Leichtathletik
Bringt der Blues den Rücktritt von Sprint-As Amaru Schenkel?

An den Europameisterschaften im Vorlauf ausgeschieden und mit der Staffel den geradezu verhassten vierten Platz belegt: Amaru Schenkel blickt mit Bitterkeit auf die vergangenen Wochen zurück, die die laufende Saison prägten.

Raphael Biermayr
Merken
Drucken
Teilen
Hängt in der Luft: Amaru Schenkel (hier im Training in Widen) weiss noch nicht, wie seine Zukunft aussieht.bier

Hängt in der Luft: Amaru Schenkel (hier im Training in Widen) weiss noch nicht, wie seine Zukunft aussieht.bier

Raphael Biermayr

Auf die Euphorie folgt die Leere. Dieser Gefühlswechsel eint erfolgreiche und enttäuschte Athleten. Während Erstere dank des Ruhms und der Schulterklopfer gut damit umgehen können, müssen Letztere sich meistens allein zurechtfinden. Amaru Schenkel gehört zur zweiten Kategorie. Der Sprinter aus Dietikon erlebte am Höhepunkt seines Sportlerlebens Niederschläge. Als Einzelstarter verpasste er über 100 Meter den Einzug in den Halbfinal. Und dem an sich überraschenden Abschneiden der Staffel (Schweizer Rekord im Vorlauf und Finalqualifikation) konnte er nichts Versöhnliches abgewinnen. Schon im Vorfeld der Europameisterschaften hatte er gesagt, dass er lieber Fünfter werden würde, denn als Vierter über Verpasstes zu hadern. Doch genau das traf ein. Nach einem missglückten letzten Wechsel waren alle Träume dahin. «Den Schweizer Rekord hätten wir sicher verbessert, vielleicht wäre eine Medaille dringelegen», blickt Schenkel zurück.

Geld wird knapp

Was bedeutet das EM-Scheitern für den schillernden 26-Jährigen? Einerseits fehlen ihm Perspektiven und – zumindest gegenwärtig – das Feuer. Die Leichtathletik wartet zwar mit einer beinahe inflationären Dichte an Grossereignissen auf, doch auf der Weltbühne figurieren die Schweizer in der Regel nur unter ferner liefen. Für einen erfahrenen Athleten wie Schenkel übt der reine Erfahrungswert keinen Reiz mehr aus, wie er offen einräumt: «Ich war schon überall. Wenn ich heute Olympische Spiele höre, sage ich nicht mehr: Judihui, ich kann da mitmachen.» Andererseits wird das Geld knapp. Schenkel sagt, er sei schon vor zwei, drei Jahren mit dem Privatkonkurs konfrontiert gewesen wegen des Sports. Jetzt findet er sich in einer ähnlichen Situation wieder. «Die Sponsoren rennen mir nicht gerade die Türen ein», erklärt er. Die konzentrieren sich auf die Gesichter der EM, zu denen Schenkel nicht gehörte.

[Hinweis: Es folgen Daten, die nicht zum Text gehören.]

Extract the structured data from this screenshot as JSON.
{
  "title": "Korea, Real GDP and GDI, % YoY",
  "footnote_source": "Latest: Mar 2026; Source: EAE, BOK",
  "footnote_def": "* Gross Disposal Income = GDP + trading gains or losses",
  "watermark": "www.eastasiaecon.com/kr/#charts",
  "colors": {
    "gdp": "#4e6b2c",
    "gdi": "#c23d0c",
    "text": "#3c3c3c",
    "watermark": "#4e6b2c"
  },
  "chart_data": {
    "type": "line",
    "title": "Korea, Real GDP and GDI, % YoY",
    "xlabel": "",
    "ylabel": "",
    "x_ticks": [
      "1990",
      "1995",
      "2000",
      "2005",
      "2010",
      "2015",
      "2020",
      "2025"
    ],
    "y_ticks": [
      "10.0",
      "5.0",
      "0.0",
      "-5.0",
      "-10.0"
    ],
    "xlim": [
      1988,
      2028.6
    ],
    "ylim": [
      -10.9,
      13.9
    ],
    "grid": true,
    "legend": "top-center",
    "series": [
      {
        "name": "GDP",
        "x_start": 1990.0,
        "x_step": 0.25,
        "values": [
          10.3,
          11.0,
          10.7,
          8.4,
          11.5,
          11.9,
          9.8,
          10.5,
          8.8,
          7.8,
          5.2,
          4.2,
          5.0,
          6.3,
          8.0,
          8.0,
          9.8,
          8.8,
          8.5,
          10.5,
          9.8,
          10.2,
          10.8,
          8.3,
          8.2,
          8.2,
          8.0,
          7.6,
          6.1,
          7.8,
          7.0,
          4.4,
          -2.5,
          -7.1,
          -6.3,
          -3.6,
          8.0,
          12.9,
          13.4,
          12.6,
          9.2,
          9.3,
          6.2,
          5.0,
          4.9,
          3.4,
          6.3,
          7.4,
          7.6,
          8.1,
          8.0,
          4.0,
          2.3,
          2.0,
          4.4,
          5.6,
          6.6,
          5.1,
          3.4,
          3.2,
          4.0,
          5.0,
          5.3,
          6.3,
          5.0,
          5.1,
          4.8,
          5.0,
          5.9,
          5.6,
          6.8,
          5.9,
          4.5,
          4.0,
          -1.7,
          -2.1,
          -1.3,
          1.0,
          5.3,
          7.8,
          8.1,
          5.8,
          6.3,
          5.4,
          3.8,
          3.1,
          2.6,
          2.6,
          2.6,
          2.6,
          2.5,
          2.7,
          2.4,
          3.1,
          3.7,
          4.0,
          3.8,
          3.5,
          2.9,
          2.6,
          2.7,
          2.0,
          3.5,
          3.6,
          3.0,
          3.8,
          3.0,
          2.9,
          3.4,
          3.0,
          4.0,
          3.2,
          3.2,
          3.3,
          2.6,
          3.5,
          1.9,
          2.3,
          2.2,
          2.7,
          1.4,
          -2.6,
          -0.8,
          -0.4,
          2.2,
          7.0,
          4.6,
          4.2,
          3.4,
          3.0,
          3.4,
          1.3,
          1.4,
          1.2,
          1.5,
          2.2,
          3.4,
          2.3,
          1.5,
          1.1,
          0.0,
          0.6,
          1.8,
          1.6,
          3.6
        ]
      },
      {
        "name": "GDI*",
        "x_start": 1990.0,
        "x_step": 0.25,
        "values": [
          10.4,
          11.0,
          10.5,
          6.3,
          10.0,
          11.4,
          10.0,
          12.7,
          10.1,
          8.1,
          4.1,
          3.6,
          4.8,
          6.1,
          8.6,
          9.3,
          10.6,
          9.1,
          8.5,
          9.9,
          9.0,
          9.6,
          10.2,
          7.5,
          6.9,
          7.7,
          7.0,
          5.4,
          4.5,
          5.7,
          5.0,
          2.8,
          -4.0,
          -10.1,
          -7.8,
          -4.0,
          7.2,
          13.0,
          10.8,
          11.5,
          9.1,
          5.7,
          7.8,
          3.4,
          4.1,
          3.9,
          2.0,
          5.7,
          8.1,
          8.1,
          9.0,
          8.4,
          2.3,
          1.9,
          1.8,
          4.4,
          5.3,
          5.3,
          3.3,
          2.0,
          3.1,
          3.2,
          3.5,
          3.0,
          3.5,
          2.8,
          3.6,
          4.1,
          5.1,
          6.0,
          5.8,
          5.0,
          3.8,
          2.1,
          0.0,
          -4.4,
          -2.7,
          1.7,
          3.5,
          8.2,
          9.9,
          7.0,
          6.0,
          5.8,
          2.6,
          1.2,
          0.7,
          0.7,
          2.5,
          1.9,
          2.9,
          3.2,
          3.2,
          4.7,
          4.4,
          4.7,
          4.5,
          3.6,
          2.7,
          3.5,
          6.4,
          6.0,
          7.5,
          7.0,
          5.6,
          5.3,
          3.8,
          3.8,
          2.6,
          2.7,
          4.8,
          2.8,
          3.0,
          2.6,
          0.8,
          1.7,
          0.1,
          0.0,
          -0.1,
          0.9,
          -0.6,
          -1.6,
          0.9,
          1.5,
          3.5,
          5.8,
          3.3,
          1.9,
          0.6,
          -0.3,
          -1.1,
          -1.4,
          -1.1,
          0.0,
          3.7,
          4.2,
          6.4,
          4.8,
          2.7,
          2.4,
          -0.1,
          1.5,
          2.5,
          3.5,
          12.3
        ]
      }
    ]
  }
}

Ein Gesicht ist natürlich Langhürden-Europameister Kariem Hussein. «Er hat das zweifellos toll gemacht», sagt Schenkel, «aber er hatte auch das Glück, dass im richtigen Moment alles stimmte für einen Exploit. Das Schicksal hat ihm etwas auf dem Silbertablett serviert und er hat zugegriffen.» Schenkel hingegen sei auch das Glück nicht hold gewesen. Dass es Staffelkollege Pascal Mancini im Einzelstarter mit 10,43 Sekunden direkt in den Halbfinal schaffte, der Limmattaler in einer anderen Serie mit 10,44 Sekunden aber ausschied, hat er bis heute nicht verdaut. Er sagt denn auch selbst, dass er noch im Verarbeitungsprozess steckt. Oder anders ausgedrückt: Schenkel hat den Blues. Dass er seinen Start im 100-m-Rennen jüngst bei Weltklasse Zürich verletzungsbedingt absagen musste, macht es nicht leichter für ihn.

Chancen stehen 50 zu 50

Schenkel wird vor Augen geführt, dass die jahrelangen Entbehrungen nicht den gewünschten Ertrag brachten. Schenkels Gleichung dazu lautet: «In der Leichtathletik muss man schon dankbar sein, wenn 1 plus 1 am Ende 1,5 ergibt. Bei mir ist es weniger.» Wer dem Athleten der LV Winterthur zuhört, dem geistert unweigerlich das Wort «Rücktritt» durch den Kopf. Wars das, Amaru Schenkel? Der Lautsprecher sagt kleinlaut: «Ich bin schon lange dabei, irgendwann hat alles ein Ende. Im Moment stehen die Chancen 50 zu 50.»